Festival of Arts President Bob Henry switched offices Sunday with

Vice President Anita Mangels.

“I am doubly honored because I also am liaison to the membership,”

Mangels said. “The board serves at the pleasure of the membership and

I hope we never let [them] down.”

Mangles, a Laguna Beach publicist and resident for 14 years, was

elected to the board in November, running under the banner hoisted by

David Young to keep the festival local.

Incumbent Young and newcomer Carolyn Reynolds also were elected in

a landslide repudiation of the notions to license the Pageant of the

Masters to other sites and to hire a pricey executive director to do

the job that had previously been done for nothing by the board.

“It has been said that our theme last year was ’70 Years and Still

Standing Still,’” Mangels said.

Henry informed the festival board of his decision at a private

meeting prior to the luncheon. Festival bylaws automatically move the

vice president into the top spot if the president resigns. Officers

are elected by the board.

“There were tears in some eyes -- I don’t know if they were for or

against,” said Henry.

The 84-year-old Emmy-winning producer-director said business

commitments forced him to step aside. He will concentrate his energy

on the preparation of “Flip Wilson Show” episodes for cable

syndication.

Board members John Campbell, Bob Dietrich, Ann Webster, treasurer

Young, secretary Reynolds attended the meeting. Kathleen Blackburn

and Diane Reardon had other commitments.

Being a festival board member is not a sinecure.

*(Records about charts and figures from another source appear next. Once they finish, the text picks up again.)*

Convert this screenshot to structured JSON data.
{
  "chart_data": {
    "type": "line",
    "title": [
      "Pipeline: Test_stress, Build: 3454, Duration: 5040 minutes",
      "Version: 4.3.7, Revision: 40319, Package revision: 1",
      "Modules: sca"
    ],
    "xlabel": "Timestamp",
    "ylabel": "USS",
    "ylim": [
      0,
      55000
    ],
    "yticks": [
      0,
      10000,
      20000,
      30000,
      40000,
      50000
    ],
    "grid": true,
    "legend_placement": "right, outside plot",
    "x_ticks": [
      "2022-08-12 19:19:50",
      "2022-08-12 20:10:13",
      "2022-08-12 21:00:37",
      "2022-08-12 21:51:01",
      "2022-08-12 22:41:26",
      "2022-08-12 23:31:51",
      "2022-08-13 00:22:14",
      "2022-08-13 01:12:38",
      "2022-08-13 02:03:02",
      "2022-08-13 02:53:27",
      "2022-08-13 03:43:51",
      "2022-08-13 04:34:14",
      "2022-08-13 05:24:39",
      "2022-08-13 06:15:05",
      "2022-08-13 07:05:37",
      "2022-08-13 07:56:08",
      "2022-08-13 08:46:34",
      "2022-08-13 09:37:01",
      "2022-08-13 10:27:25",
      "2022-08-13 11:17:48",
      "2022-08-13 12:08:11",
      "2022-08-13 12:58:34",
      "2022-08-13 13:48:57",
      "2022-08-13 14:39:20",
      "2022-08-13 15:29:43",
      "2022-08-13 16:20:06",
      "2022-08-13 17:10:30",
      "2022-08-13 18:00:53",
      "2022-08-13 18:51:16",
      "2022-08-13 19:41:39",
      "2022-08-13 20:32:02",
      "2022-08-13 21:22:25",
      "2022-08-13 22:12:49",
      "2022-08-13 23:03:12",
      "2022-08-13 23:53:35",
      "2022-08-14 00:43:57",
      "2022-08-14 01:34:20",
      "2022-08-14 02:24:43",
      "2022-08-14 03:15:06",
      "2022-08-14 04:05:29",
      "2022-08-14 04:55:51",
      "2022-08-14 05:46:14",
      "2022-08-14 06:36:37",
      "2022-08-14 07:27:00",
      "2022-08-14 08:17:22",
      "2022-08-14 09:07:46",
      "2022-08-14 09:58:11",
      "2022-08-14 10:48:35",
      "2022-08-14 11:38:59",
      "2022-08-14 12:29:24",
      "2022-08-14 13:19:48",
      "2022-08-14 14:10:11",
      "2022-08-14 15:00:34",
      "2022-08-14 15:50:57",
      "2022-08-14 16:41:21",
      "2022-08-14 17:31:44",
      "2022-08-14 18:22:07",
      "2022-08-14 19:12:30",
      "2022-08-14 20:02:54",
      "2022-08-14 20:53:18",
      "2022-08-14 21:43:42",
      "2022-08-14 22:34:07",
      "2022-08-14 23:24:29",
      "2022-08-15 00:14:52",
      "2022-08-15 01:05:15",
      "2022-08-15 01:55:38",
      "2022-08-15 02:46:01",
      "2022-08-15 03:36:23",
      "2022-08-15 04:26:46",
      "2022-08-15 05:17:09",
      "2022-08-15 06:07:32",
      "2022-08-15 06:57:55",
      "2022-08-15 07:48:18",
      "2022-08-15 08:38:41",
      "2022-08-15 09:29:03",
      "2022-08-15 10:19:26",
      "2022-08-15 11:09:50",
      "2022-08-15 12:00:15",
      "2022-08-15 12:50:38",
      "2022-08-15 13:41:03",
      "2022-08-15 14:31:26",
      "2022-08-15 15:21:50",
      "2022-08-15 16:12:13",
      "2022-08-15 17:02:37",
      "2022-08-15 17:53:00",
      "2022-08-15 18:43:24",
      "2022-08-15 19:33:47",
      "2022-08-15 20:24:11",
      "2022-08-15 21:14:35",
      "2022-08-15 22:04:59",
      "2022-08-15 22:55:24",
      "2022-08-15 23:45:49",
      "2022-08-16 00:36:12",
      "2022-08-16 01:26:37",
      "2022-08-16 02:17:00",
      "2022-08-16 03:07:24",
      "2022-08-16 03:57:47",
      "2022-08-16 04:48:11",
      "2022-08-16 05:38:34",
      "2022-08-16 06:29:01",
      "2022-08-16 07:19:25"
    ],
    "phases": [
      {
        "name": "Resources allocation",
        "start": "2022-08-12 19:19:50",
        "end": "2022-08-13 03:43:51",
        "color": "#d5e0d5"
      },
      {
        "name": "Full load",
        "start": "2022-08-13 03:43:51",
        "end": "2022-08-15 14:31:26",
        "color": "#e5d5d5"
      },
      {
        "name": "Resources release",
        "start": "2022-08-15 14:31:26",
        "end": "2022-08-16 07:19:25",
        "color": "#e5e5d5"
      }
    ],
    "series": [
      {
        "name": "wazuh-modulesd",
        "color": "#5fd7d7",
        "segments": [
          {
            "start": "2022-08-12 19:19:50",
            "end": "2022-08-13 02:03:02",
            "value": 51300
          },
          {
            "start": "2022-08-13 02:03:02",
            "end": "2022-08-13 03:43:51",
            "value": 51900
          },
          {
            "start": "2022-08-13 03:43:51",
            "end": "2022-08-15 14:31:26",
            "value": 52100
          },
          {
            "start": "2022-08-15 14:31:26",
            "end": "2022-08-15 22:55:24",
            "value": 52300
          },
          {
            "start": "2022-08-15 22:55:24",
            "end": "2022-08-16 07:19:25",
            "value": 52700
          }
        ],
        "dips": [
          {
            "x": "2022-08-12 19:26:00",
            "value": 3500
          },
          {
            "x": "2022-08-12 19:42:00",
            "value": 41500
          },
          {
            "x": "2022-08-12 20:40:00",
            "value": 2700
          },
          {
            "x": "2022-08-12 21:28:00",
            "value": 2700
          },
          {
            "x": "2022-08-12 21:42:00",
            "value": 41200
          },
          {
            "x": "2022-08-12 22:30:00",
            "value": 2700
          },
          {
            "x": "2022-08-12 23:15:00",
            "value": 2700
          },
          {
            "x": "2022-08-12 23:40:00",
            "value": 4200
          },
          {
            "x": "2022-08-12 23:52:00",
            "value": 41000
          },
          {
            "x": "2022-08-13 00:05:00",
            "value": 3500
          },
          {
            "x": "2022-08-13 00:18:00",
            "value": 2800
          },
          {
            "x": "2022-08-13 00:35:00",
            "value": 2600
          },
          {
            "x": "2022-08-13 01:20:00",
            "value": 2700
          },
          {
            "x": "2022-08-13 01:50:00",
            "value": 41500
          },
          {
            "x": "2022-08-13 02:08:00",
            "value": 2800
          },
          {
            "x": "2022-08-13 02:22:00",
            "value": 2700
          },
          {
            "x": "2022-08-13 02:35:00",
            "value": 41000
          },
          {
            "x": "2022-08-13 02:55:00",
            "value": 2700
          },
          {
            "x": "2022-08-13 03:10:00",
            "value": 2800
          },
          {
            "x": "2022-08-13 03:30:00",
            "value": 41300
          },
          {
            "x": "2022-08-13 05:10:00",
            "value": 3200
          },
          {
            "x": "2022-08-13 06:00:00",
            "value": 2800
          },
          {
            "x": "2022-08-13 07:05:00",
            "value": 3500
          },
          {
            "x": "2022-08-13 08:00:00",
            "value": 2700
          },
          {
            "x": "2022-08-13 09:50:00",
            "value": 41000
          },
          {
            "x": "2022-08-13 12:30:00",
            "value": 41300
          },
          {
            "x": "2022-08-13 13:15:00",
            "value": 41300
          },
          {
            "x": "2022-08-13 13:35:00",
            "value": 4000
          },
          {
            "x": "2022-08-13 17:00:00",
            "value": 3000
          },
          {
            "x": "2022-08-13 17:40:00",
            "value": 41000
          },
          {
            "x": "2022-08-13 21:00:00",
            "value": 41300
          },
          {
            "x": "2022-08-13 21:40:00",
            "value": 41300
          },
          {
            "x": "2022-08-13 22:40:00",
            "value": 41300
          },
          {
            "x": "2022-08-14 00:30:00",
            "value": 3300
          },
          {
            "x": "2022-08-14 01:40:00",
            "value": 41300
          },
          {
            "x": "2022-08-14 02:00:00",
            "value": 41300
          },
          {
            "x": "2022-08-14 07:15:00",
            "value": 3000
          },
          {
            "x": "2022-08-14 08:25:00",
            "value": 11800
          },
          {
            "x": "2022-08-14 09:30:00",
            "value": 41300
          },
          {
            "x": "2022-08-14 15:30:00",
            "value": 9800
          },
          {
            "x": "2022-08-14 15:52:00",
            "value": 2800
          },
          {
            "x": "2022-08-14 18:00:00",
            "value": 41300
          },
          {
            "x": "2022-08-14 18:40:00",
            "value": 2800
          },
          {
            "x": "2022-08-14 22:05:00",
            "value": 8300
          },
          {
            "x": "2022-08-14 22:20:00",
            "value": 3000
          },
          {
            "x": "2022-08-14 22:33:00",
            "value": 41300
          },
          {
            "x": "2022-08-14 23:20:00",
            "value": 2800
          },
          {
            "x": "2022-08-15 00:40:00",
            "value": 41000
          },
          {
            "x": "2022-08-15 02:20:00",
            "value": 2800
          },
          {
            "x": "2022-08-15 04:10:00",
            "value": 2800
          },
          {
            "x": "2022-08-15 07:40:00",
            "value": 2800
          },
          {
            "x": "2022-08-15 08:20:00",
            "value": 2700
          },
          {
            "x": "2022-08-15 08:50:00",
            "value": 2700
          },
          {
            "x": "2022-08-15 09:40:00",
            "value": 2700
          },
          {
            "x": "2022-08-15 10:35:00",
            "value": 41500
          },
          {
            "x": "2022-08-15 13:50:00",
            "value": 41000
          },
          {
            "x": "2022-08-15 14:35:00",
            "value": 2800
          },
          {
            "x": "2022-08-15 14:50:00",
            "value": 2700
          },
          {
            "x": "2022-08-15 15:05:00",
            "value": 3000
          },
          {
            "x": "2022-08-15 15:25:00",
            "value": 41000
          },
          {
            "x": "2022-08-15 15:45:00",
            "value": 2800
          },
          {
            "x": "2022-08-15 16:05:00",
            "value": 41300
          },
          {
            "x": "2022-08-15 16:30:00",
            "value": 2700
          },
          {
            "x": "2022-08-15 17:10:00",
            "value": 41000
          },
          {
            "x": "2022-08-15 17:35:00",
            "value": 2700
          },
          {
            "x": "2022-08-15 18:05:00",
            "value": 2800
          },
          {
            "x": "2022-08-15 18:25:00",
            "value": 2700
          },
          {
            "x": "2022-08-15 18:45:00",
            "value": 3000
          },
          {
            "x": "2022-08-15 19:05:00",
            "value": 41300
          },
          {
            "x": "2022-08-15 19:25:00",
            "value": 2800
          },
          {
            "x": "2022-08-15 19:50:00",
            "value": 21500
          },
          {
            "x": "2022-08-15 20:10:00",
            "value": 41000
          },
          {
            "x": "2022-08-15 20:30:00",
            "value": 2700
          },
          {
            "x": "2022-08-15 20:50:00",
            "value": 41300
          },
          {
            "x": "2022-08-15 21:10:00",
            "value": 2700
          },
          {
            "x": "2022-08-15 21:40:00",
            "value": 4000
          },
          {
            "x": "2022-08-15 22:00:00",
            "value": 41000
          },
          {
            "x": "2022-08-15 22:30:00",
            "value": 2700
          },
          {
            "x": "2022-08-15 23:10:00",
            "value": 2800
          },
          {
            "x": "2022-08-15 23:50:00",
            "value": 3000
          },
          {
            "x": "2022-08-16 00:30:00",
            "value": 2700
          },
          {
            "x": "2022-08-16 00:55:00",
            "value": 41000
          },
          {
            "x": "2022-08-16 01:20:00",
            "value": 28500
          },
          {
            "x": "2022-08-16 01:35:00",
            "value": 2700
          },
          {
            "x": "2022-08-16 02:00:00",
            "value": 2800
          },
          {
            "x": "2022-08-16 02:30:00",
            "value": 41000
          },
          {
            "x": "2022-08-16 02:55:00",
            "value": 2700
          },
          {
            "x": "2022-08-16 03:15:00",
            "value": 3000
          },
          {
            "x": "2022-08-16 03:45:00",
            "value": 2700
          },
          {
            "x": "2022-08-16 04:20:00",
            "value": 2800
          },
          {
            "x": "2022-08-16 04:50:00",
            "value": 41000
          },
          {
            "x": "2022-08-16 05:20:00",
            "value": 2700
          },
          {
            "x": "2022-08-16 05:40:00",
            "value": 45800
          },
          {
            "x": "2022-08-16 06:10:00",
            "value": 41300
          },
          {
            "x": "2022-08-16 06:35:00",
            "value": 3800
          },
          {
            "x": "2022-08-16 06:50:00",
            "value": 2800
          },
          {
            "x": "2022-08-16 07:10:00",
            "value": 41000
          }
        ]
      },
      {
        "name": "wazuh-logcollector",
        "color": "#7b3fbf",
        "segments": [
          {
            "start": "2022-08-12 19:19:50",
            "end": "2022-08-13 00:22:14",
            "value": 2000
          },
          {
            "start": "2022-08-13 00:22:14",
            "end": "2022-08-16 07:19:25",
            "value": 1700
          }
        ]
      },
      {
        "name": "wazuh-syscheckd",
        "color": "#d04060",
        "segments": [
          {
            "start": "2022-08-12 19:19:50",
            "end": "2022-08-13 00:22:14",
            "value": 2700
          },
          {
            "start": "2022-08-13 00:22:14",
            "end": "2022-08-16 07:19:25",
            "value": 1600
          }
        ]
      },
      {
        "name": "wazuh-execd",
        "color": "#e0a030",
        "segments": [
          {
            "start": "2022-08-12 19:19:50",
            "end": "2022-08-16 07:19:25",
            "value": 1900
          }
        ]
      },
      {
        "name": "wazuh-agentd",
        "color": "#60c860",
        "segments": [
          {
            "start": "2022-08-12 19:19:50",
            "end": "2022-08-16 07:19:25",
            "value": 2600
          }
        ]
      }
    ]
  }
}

In 2000, a board decision to move the festival and pageant to San

Clemente led Young to resign from the board on which he had served

for more than 45 years at the time. A dramatic recall swept the

sitting board from office and installed Young, along with Scott Moore

and Bruce Rasner, who led the recall effort.

Those three appointed Robin Hall, Reardon, Dietrich and Campbell.

When Hall resigned, Blackburn was invited to sit on the board.

Henry and Webster were elected in 2001 and will be up for

re-election this year. Webster said Sunday she probably will run

again.

Rasner was elected board president in 2002, but his championship

of unpopular proposals by the festival’s first-ever executive

director cost him the membership’s favor, putting him at odds with

Young and board members and board candidates in the 2003 election who

agreed with the festival’s elder statesman.

“Thank goodness, David was re-elected,” Webster said.

Pageant Director Dee Challis Davy said the Orange County Arts

Cultural Legacy Award for Community Visionary to be presented later

this month to Young by Arts Orange County affirms his view of the

festival and the pageant.

“He has remained loyal to the Laguna Beach arts community

throughout the 50 years he has been associated with the festival,”

Challis Davy said.

The November election gave Young’s supporters a majority on the

board.

Executive Director Steve Brezzo resigned prior to the election. He

subsequently filed suit against the festival, three board members and

one former board member. Brezzo claimed working conditions were made

too intolerable for him to continue.

Mangels, 51, has been active in politics and community affairs.

Locally, she served as treasurer for the Laguna Canyon Conservancy.